She lays in the bathtub. Her knees are bent, her arms lay across her chest. She has been trying to count the diamonds of tile above her, but she keeps losing count, she can’t concentrate. The bruises on her thighs, livid colors, mostly blue and purple, but some are black, draw her gaze. Her fingers inch down and she presses against a bruise, mouth opening with the pain.
It helps, and she looks back up at the ceiling, starting the count again. A moment later, all the way to twenty, she feels the pills next to her. Despite herself, she turns her head, picking them up, looking at the label, trying to remember how to put the words together. Her fingers open and the bottle drops into the thin line of water above her stomach, bobbing there.
This afternoon when she came back from school, she’d stolen the pills from her mother’s bedside table. Now she plucks the pills out of the water, setting them at the side of the tub.
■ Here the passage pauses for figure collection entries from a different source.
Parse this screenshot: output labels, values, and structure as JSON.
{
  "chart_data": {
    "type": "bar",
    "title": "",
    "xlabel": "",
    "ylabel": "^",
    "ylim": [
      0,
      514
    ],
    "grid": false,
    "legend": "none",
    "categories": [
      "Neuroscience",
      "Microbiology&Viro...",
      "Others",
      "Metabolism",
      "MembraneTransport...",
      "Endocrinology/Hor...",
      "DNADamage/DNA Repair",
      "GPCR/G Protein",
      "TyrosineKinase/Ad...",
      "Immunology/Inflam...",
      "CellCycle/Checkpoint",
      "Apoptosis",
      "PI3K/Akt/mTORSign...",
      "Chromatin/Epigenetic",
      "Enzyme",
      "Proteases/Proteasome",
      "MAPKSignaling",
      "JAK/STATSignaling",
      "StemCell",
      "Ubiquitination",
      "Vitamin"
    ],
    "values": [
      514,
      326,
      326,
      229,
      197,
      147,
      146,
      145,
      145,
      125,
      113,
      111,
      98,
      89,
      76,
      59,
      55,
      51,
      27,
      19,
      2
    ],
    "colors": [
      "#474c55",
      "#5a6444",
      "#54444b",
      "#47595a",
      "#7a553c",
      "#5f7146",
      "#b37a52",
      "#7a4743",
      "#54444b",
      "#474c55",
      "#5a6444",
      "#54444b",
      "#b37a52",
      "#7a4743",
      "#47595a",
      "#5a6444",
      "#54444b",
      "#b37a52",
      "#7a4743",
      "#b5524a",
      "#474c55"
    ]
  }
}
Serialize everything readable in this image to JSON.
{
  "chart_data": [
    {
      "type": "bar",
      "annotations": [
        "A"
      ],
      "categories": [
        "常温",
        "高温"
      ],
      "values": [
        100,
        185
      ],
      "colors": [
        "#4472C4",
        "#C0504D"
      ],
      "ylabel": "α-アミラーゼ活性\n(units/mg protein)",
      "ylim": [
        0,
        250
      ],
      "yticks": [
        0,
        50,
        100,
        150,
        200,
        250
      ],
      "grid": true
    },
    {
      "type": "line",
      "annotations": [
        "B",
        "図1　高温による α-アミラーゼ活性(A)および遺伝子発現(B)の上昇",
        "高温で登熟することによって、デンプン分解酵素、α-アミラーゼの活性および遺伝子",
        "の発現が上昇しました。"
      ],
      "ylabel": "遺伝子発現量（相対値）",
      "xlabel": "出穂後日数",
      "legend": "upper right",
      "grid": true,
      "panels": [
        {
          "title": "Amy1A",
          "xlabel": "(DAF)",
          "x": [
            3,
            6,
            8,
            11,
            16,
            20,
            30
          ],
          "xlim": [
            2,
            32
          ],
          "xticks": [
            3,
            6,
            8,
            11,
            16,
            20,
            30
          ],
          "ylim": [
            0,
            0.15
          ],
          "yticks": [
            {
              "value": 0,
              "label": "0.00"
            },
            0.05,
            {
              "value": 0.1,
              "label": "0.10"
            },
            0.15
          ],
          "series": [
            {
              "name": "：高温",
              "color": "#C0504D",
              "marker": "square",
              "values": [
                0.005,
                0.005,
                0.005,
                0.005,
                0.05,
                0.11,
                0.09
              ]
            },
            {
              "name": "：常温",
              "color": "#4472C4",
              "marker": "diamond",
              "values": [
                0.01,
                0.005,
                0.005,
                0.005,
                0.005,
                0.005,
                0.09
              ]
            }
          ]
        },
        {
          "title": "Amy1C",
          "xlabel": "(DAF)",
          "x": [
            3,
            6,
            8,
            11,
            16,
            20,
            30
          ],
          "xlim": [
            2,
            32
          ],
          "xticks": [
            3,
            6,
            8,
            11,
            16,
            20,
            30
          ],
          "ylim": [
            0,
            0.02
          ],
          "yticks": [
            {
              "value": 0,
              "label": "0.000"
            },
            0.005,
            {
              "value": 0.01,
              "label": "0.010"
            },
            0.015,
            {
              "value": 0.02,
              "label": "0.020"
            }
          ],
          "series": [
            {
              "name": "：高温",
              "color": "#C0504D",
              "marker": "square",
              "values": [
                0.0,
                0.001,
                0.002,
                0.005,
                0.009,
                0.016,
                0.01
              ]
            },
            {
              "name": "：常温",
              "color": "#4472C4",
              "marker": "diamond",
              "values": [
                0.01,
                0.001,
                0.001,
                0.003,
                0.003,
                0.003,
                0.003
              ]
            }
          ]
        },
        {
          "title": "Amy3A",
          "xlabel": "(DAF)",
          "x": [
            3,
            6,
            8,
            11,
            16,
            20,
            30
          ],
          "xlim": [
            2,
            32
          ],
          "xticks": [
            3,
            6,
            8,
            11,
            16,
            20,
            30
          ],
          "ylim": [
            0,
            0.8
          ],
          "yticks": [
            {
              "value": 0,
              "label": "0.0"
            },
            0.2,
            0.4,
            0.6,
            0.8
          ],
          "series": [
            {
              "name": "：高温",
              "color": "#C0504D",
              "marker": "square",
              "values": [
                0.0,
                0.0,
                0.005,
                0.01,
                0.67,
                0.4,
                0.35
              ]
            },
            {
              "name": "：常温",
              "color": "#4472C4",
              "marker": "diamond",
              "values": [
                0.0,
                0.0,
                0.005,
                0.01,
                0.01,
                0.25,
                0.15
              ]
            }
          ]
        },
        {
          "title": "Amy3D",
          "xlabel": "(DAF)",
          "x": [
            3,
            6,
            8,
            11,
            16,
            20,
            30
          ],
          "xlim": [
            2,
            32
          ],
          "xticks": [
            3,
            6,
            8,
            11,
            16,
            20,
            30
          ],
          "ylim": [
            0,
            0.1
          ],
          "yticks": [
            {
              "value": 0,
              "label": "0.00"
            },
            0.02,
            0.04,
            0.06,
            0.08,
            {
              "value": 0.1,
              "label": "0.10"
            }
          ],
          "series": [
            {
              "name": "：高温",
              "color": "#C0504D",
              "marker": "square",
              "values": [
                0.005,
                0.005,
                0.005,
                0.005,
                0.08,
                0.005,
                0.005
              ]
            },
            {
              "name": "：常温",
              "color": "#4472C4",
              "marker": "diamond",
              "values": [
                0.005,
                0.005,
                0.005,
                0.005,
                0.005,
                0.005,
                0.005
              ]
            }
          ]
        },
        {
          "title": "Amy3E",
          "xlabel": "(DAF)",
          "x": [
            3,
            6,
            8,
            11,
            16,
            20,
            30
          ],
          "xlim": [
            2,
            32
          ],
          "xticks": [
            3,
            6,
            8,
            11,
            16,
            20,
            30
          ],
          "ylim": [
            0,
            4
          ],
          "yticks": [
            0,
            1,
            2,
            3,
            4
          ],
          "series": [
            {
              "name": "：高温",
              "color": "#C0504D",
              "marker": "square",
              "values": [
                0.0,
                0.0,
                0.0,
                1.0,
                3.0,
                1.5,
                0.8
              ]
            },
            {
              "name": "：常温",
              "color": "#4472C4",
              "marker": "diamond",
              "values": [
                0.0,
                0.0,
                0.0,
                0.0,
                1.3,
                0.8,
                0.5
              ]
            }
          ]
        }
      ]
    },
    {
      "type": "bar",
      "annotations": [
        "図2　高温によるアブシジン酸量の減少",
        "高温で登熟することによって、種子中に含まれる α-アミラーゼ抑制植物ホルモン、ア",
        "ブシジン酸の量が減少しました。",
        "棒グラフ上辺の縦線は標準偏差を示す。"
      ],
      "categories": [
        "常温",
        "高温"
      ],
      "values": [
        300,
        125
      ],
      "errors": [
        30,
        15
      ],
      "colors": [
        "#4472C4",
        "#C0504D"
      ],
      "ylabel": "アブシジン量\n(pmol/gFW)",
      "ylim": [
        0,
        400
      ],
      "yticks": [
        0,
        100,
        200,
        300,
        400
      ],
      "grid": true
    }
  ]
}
Her eyes close, and she remembers where the bruises came from. She’d been trying to pretend she was a little girl again. When she was little she’d have bruises all over and never know where they came from. Now she remembers every bruise, and these the most. Her gaze is drawn to the pills. She could take them. Not all at once, like in the movies. No. A couple at a time. Until you just fell asleep and sank under water. Then the bruises wouldn’t hurt any more. She picks up the bottle, then, sets it back down. Turning over, she takes a deep breath and puts her face in the water. She stays there, feeling her lungs get tighter and tighter, fighting her body’s instincts for a minute and a half. When she comes up, feels the air rush into her lungs, for just a second, she wants to live. She can’t stop breathing it feels so good. She gulps down the air, her heart pounding.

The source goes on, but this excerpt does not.